Regarding the presentation of the gods in the story, Athena is presented as the complete opposite of the vengeful Hera. Apollo barely features although he is the eponymous character of this book. He disregards the children who seek his advice and sends them to his Pythia, who also asks for a reward in order to prophesy and does not help them understand the prophecy she utters. This incident teaches Tim and Zoe that they must trust in their own strength and depend on the gods too much. The gods are not assisting them, but can only offer obscure assistance and the children need to rely on their own strength and team work in order to succeed.

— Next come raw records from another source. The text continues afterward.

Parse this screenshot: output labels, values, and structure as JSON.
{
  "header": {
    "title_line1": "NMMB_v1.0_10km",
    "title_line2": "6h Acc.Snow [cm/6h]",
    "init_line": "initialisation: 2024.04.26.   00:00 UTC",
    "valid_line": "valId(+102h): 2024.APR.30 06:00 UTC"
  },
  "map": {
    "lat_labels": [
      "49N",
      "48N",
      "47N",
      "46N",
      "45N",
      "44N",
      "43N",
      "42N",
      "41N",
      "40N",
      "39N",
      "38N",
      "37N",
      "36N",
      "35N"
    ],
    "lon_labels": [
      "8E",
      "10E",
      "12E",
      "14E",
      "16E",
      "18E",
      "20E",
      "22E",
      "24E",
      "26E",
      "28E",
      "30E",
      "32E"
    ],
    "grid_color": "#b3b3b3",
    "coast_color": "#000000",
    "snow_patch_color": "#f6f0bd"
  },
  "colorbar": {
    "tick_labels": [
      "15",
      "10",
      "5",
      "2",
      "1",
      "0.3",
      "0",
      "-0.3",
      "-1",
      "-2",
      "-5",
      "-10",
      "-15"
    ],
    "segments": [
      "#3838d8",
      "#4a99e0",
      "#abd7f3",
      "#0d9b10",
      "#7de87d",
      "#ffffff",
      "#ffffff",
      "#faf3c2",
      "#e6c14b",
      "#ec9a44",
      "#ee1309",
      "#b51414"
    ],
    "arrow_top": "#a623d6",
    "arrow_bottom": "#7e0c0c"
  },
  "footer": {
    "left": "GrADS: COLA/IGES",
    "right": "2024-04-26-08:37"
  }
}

This book emphasizes that Tim's adventures between the past and the present are more closely linked together than he had imagined. The past (Hera) can also become a source of trouble in the present, with which Tim must face. Athena tells him that it is her "duty to help heroes in their quests." p. 112. This hints that Tim's adventure is not over and that he might be facing a more serious quest of his own. What is he looking for is yet to be determined. Yet we can surmise that his quest is linked to his adventures in the ancient past, but even more to his present day challenges, especially with his mother and her boyfriend, as well as his interaction with the class bully.